Margaret Spellings’ time as the UNC-system president — in charge of 17 campuses across the state — has been marked by protest, controversy and political speech. Senior writer Natalie Short talked to Spellings about her previous experiences and her past year in office.
The Daily Tar Heel: How has your past experience in education and government informed your current role?
Margaret Spellings: I feel like everything that I’ve done in my career has added up to being prepared and ready to lead the University. Whether it’s having attended a large public university in Houston, that frankly reminds me a whole lot of UNC-Charlotte, or my work at the state legislative level in Texas and at the federal level both at the White House and at the U.S. Department of Education in Washington, it’s just kind of a combo platter of experience that really has brought me here today. I’m just thrilled to be here, because we all know that without education we don’t live in a very thriving, growing place, and as individuals it’s the key to our own long-term success.
DTH: What are some of the things that you’ve done for the University system in the past year that you see as highlights?
MS: I would say the strategic plan that the board unanimously adopted in January, that work was developed through a process of town hall meetings on each and every one of the campuses, an online survey that engendered support and input from thousands of people, active involvement from the faculty and staff, of course my team here, folks around the legislature — it was a very multi-stakeholder process that wrought a very concise but powerful strategic plan that is gonna guide our work over the next five years. Around that, we made a strategic legislative request — the budget’s supposed to come out (Monday) — so I’ll tell you how we did after we see it. But it also serves as a guiding light for the institutions, and they can develop their own strategic plan within this framework.
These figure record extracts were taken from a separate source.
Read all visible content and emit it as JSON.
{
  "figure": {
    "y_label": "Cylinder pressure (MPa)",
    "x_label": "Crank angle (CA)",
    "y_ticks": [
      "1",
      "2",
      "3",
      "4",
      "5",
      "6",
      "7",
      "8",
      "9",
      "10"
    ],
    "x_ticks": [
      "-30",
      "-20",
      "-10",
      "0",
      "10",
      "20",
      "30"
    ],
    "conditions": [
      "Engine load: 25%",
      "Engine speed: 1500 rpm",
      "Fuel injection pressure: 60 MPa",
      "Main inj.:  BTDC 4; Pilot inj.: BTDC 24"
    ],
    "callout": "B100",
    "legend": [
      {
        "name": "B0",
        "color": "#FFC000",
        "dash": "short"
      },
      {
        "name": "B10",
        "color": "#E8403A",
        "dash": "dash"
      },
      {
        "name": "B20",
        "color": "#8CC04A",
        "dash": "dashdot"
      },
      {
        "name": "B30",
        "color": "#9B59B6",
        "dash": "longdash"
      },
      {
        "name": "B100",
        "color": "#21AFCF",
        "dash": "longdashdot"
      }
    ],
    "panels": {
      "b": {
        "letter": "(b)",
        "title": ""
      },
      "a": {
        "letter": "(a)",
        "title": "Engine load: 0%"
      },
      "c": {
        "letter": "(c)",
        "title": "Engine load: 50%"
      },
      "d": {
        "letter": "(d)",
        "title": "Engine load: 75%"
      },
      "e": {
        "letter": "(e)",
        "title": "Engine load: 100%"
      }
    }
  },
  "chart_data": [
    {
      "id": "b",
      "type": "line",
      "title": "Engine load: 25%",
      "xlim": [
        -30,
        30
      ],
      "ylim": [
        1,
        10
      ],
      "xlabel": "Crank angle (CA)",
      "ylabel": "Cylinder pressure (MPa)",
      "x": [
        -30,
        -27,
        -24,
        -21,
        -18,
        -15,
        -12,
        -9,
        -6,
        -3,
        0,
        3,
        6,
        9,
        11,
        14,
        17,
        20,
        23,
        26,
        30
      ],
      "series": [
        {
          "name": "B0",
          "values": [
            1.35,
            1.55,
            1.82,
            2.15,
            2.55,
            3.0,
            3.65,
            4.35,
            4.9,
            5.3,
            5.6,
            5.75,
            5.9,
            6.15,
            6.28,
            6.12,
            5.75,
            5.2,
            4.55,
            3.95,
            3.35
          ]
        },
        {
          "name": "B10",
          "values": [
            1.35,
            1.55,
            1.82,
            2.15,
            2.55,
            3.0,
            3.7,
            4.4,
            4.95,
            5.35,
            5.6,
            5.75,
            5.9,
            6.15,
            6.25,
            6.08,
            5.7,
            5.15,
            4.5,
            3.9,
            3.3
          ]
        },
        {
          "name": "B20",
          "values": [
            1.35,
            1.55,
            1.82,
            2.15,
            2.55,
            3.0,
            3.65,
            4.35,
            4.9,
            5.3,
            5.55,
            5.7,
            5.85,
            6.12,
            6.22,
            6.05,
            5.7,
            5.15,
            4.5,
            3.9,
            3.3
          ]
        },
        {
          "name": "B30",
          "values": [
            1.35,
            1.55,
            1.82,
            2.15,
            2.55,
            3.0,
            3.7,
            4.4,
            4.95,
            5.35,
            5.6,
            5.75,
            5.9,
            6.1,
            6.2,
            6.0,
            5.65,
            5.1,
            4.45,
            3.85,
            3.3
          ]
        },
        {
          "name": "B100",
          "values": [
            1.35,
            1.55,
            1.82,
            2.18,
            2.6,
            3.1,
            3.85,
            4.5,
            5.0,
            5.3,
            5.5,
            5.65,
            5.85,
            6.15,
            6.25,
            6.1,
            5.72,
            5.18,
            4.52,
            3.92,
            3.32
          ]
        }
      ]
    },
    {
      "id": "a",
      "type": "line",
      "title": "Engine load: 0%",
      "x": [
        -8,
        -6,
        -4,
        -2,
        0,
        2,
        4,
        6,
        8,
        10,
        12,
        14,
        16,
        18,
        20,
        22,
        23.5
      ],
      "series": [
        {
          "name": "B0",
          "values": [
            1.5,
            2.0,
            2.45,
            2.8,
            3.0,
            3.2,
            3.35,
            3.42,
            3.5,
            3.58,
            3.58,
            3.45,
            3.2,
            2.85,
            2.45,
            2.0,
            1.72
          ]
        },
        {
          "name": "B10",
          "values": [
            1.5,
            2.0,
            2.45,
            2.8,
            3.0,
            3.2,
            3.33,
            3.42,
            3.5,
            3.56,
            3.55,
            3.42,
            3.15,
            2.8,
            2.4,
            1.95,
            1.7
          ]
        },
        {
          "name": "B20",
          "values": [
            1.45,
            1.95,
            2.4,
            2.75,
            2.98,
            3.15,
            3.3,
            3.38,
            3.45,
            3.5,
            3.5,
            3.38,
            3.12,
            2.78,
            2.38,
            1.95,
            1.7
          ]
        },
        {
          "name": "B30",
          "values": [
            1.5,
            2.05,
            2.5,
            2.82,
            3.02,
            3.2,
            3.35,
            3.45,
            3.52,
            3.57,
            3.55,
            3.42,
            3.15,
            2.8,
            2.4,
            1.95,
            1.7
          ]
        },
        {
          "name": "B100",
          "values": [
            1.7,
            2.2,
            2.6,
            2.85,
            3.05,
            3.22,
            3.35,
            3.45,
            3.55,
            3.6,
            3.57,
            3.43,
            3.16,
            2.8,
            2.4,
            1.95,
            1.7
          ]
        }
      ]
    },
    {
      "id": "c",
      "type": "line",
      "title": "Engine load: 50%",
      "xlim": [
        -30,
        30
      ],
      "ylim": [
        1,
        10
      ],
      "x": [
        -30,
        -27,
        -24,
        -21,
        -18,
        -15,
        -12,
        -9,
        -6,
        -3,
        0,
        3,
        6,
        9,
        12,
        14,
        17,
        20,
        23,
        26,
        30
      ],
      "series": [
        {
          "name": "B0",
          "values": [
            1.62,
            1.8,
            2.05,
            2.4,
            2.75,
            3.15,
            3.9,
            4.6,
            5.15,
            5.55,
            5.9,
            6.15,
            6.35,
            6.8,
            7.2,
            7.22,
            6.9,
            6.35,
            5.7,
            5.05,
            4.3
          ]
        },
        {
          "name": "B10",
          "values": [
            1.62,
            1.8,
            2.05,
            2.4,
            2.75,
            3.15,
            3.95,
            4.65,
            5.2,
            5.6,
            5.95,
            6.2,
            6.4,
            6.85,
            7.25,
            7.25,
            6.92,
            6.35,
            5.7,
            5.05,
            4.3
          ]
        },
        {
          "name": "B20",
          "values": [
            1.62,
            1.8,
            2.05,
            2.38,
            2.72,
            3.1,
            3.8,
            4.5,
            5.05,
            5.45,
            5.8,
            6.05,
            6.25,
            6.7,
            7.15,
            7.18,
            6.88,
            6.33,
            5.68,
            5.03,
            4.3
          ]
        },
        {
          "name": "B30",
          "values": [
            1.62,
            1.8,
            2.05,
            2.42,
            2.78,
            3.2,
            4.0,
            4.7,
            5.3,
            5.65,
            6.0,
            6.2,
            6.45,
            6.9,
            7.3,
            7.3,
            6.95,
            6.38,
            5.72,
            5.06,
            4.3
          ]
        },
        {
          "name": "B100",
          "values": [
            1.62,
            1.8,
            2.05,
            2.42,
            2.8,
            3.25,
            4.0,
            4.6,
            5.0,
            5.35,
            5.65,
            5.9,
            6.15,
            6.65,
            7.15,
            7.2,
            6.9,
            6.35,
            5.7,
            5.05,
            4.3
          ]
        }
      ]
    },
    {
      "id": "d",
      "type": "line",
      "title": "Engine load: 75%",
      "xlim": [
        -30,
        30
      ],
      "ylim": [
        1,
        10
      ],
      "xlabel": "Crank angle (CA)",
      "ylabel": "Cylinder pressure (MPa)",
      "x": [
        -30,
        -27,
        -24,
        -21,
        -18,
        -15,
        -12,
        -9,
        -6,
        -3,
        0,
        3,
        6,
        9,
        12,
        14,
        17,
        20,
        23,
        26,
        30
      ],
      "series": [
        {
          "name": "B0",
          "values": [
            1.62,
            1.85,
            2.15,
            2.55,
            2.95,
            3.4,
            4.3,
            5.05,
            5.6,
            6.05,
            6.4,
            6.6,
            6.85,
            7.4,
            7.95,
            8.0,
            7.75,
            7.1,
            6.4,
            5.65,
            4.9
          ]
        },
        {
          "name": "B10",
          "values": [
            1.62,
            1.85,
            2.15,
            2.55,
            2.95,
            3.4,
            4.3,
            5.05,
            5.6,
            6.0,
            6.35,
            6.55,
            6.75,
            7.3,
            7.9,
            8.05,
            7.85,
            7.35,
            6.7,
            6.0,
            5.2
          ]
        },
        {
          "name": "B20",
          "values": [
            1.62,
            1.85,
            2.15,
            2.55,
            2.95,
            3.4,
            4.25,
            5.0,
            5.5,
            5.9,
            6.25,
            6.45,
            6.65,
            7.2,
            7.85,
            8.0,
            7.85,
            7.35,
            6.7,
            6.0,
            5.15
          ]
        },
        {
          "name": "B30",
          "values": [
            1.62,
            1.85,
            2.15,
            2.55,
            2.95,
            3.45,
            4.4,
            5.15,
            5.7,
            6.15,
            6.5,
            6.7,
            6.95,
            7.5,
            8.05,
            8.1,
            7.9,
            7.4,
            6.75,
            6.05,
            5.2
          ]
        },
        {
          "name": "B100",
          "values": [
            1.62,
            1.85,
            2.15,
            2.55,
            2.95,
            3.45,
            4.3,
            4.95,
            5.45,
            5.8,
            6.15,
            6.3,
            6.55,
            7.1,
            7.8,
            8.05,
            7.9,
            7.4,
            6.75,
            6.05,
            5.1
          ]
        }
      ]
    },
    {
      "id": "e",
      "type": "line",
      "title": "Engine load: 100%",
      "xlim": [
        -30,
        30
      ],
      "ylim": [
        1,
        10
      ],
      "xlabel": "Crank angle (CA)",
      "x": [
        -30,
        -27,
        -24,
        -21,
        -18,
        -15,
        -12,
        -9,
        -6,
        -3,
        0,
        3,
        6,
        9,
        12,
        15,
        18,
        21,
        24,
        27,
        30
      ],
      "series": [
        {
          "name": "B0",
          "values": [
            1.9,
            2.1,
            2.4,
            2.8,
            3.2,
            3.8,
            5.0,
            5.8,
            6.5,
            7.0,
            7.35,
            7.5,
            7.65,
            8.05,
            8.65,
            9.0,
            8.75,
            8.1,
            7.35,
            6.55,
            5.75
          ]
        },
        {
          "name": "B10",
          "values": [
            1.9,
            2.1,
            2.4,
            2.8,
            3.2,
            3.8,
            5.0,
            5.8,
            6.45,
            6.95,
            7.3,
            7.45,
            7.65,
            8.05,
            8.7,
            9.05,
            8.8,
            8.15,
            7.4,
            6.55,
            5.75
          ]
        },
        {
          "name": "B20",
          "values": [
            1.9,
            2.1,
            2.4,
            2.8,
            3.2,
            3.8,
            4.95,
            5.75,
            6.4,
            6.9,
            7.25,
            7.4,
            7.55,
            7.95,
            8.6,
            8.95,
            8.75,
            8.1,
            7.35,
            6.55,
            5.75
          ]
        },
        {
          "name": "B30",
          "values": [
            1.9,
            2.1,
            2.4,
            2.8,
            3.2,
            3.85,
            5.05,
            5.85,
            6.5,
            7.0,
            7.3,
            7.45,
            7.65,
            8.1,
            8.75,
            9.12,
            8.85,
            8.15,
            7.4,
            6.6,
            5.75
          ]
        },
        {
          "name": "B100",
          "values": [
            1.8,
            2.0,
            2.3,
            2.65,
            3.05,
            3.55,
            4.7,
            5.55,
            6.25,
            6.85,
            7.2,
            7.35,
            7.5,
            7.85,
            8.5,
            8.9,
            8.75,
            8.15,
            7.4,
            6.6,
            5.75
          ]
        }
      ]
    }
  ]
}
DTH: Could you explain the strategic plan a bit more specifically?
MS: What we’re doing right now is negotiating institutional-level agreements that everyone can see what part of those strategic goals that they are going to tackle uniquely. Obviously we have 17 institutions that are all very different and so those are a process. We expect to finalize those by the end of the summer, and so our Year 1 will be the ‘17-’18 school year, and it’s a five year plan.
DTH: Was it your own idea to bring in the Boston Consulting Group to evaluate the UNC system?
MS: That’s again, kind of, what you would expect senior level managers or executives to do. Right after I was named, and before I arrived on the scene, I raised some private funds to get the Boston Consulting Group to come and take a look under the hood, see what we did well, where we could improve, where we lacked the right talents, etc. They made some recommendations, I acted on them, for the most part. Any organization is organic, so you’re always reacting to the times. That’s another thing that I would say is an achievement — reducing the size of general administration but also emphasizing the things that are most important and of course those are the things that are derived around the strategic plan.